I shall resist the temptation to quote it in its entirety, and give you just a taste:
Enid Blyton is perhaps like The Beatles. Certainly she was massively globally successful and subsequently went through dips of critical and popular appeal, before becoming established again as a recognisable global brand whose enormous material success insists on being endlessly reproduced and extended.
I rather enjoy drawing this parallel partly because I know many Beatles devotees will prickle at the thought of any similarities in artistic merit between the two and partly because Lennon himself poked fun at the Famous Five in his ridiculous ‘In His Own Write’ book.
In hindsight I wonder if The Comic Strip were as much inspired by Lennon’s parody as anything. Certainly there is a similar smug assumed ‘cleverness’ that irritates me more in my fifties than it did in my late teens or early twenties. Others continue to find it charming, of course, and that is their prerogative.

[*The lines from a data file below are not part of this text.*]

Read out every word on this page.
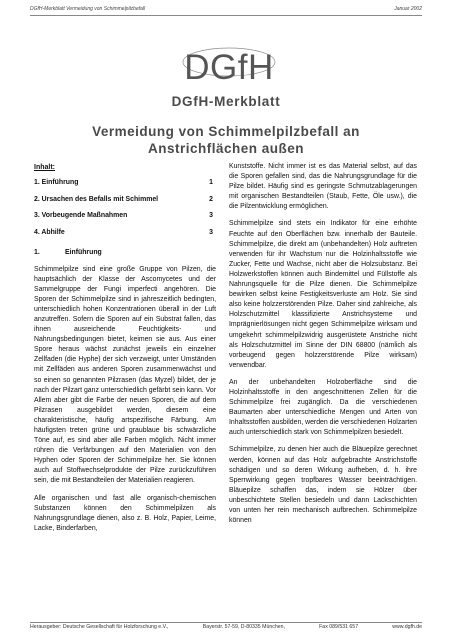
DGfH-Merkblatt Vermeidung von Schimmelpilzbefall	Januar 2002
DGfH
DGfH-Merkblatt
Vermeidung von Schimmelpilzbefall an
Anstrichflächen außen
Inhalt:
1. Einführung	1
2. Ursachen des Befalls mit Schimmel	2
3. Vorbeugende Maßnahmen	3
4. Abhilfe	3
1.	Einführung

Schimmelpilze sind eine große Gruppe von Pilzen, die hauptsächlich der Klasse der Ascomycetes und der Sammelgruppe der Fungi imperfecti angehören. Die Sporen der Schimmelpilze sind in jahreszeitlich bedingten, unterschiedlich hohen Konzentrationen überall in der Luft anzutreffen. Sofern die Sporen auf ein Substrat fallen, das ihnen ausreichende Feuchtigkeits- und Nahrungsbedingungen bietet, keimen sie aus. Aus einer Spore heraus wächst zunächst jeweils ein einzelner Zellfaden (die Hyphe) der sich verzweigt, unter Umständen mit Zellfäden aus anderen Sporen zusammenwächst und so einen so genannten Pilzrasen (das Myzel) bildet, der je nach der Pilzart ganz unterschiedlich gefärbt sein kann. Vor Allem aber gibt die Farbe der neuen Sporen, die auf dem Pilzrasen ausgebildet werden, diesem eine charakteristische, häufig artspezifische Färbung. Am häufigsten treten grüne und graublaue bis schwärzliche Töne auf, es sind aber alle Farben möglich. Nicht immer rühren die Verfärbungen auf den Materialien von den Hyphen oder Sporen der Schimmelpilze her. Sie können auch auf Stoffwechselprodukte der Pilze zurückzuführen sein, die mit Bestandteilen der Materialien reagieren.

Alle organischen und fast alle organisch-chemischen Substanzen können den Schimmelpilzen als Nahrungsgrundlage dienen, also z. B. Holz, Papier, Leime, Lacke, Binderfarben,

Kunststoffe. Nicht immer ist es das Material selbst, auf das die Sporen gefallen sind, das die Nahrungsgrundlage für die Pilze bildet. Häufig sind es geringste Schmutzablagerungen mit organischen Bestandteilen (Staub, Fette, Öle usw.), die die Pilzentwicklung ermöglichen.

Schimmelpilze sind stets ein Indikator für eine erhöhte Feuchte auf den Oberflächen bzw. innerhalb der Bauteile. Schimmelpilze, die direkt am (unbehandelten) Holz auftreten verwenden für ihr Wachstum nur die Holzinhaltsstoffe wie Zucker, Fette und Wachse, nicht aber die Holzsubstanz. Bei Holzwerkstoffen können auch Bindemittel und Füllstoffe als Nahrungsquelle für die Pilze dienen. Die Schimmelpilze bewirken selbst keine Festigkeitsverluste am Holz. Sie sind also keine holzzerstörenden Pilze. Daher sind zahlreiche, als Holzschutzmittel klassifizierte Anstrichsysteme und Imprägnierlösungen nicht gegen Schimmelpilze wirksam und umgekehrt schimmelpilzwidrig ausgerüstete Anstriche nicht als Holzschutzmittel im Sinne der DIN 68800 (nämlich als vorbeugend gegen holzzerstörende Pilze wirksam) verwendbar.

An der unbehandelten Holzoberfläche sind die Holzinhaltsstoffe in den angeschnittenen Zellen für die Schimmelpilze frei zugänglich. Da die verschiedenen Baumarten aber unterschiedliche Mengen und Arten von Inhaltsstoffen ausbilden, werden die verschiedenen Holzarten auch unterschiedlich stark von Schimmelpilzen besiedelt.

Schimmelpilze, zu denen hier auch die Bläuepilze gerechnet werden, können auf das Holz aufgebrachte Anstrichstoffe schädigen und so deren Wirkung aufheben, d. h. ihre Sperrwirkung gegen tropfbares Wasser beeinträchtigen. Bläuepilze schaffen das, indem sie Hölzer über unbeschichtete Stellen besiedeln und dann Lackschichten von unten her rein mechanisch aufbrechen. Schimmelpilze können

Herausgeber: Deutsche Gesellschaft für Holzforschung e.V.,	Bayerstr. 57-59, D-80335 München,	Fax 089/531 657	www.dgfh.de
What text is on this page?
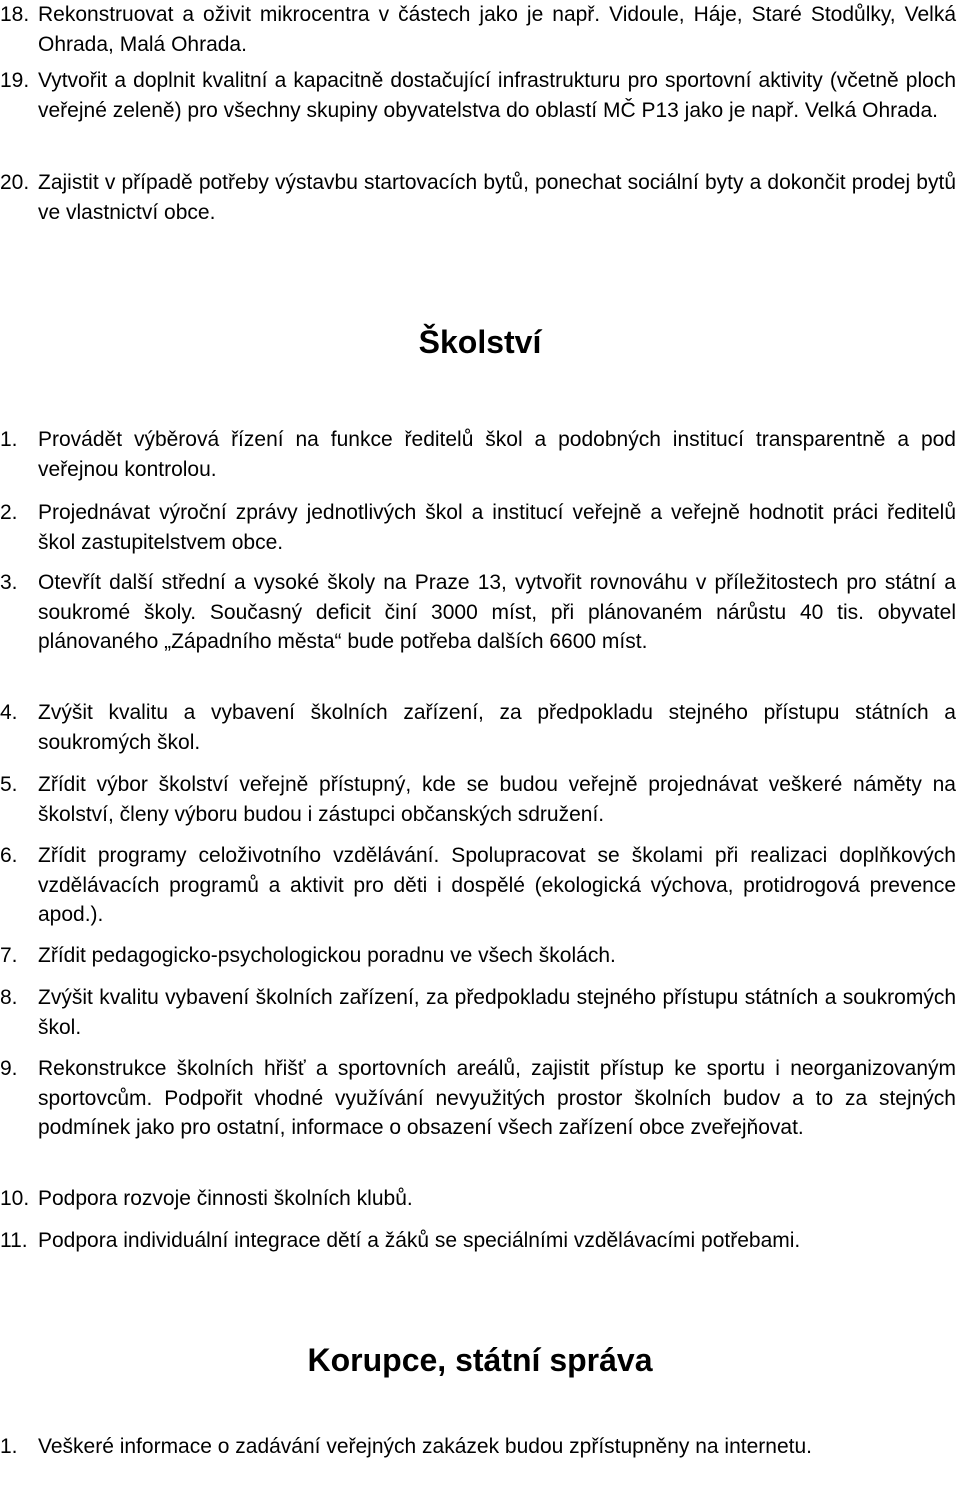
18. Rekonstruovat a oživit mikrocentra v částech jako je např. Vidoule, Háje, Staré Stodůlky, Velká Ohrada, Malá Ohrada.
19. Vytvořit a doplnit kvalitní a kapacitně dostačující infrastrukturu pro sportovní aktivity (včetně ploch veřejné zeleně) pro všechny skupiny obyvatelstva do oblastí MČ P13 jako je např. Velká Ohrada.
20. Zajistit v případě potřeby výstavbu startovacích bytů, ponechat sociální byty a dokončit prodej bytů ve vlastnictví obce.
Školství
1. Provádět výběrová řízení na funkce ředitelů škol a podobných institucí transparentně a pod veřejnou kontrolou.
2. Projednávat výroční zprávy jednotlivých škol a institucí veřejně a veřejně hodnotit práci ředitelů škol zastupitelstvem obce.
3. Otevřít další střední a vysoké školy na Praze 13, vytvořit rovnováhu v příležitostech pro státní a soukromé školy. Současný deficit činí 3000 míst, při plánovaném nárůstu 40 tis. obyvatel plánovaného „Západního města“ bude potřeba dalších 6600 míst.
4. Zvýšit kvalitu a vybavení školních zařízení, za předpokladu stejného přístupu státních a soukromých škol.
5. Zřídit výbor školství veřejně přístupný, kde se budou veřejně projednávat veškeré náměty na školství, členy výboru budou i zástupci občanských sdružení.
6. Zřídit programy celoživotního vzdělávání. Spolupracovat se školami při realizaci doplňkových vzdělávacích programů a aktivit pro děti i dospělé (ekologická výchova, protidrogová prevence apod.).
7. Zřídit pedagogicko-psychologickou poradnu ve všech školách.
8. Zvýšit kvalitu vybavení školních zařízení, za předpokladu stejného přístupu státních a soukromých škol.
9. Rekonstrukce školních hřišť a sportovních areálů, zajistit přístup ke sportu i neorganizovaným sportovcům. Podpořit vhodné využívání nevyužitých prostor školních budov a to za stejných podmínek jako pro ostatní, informace o obsazení všech zařízení obce zveřejňovat.
10. Podpora rozvoje činnosti školních klubů.
11. Podpora individuální integrace dětí a žáků se speciálními vzdělávacími potřebami.
Korupce, státní správa
1. Veškeré informace o zadávání veřejných zakázek budou zpřístupněny na internetu.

In this imagined realm of children’s authors as 1960s pop groups then, if Blyton might be The Beatles, who would Malcolm Saville be? Certainly not The Stones and definitely not The Who. The Kinks perhaps?
Certainly I see Saville as doing something similar to The Kinks in terms of attempting to capture a world (specifically an England) that is dissolving even as they record it. There is too a shared sense of knowingness that what is being lost is in itself partially illusory. They both, at their best, mourn a mediated Englishness.
There's much else about the two authors in the post, which reminds me a little of an article I wrote for the Guardian website years ago.
The writer of Unpopular Culture like Saville's Rye books bests, whereas I'm a Stiperstones man. And he has written at least two other posts on Saville.
There's one on Jane's Country Year, which was Saville's favourite among his own books and shows the influence of Richard Jefferies' Bevis.
And a recent one on, amongst other things, one of the last of Saville's Lone Pine stories, Rye Royal.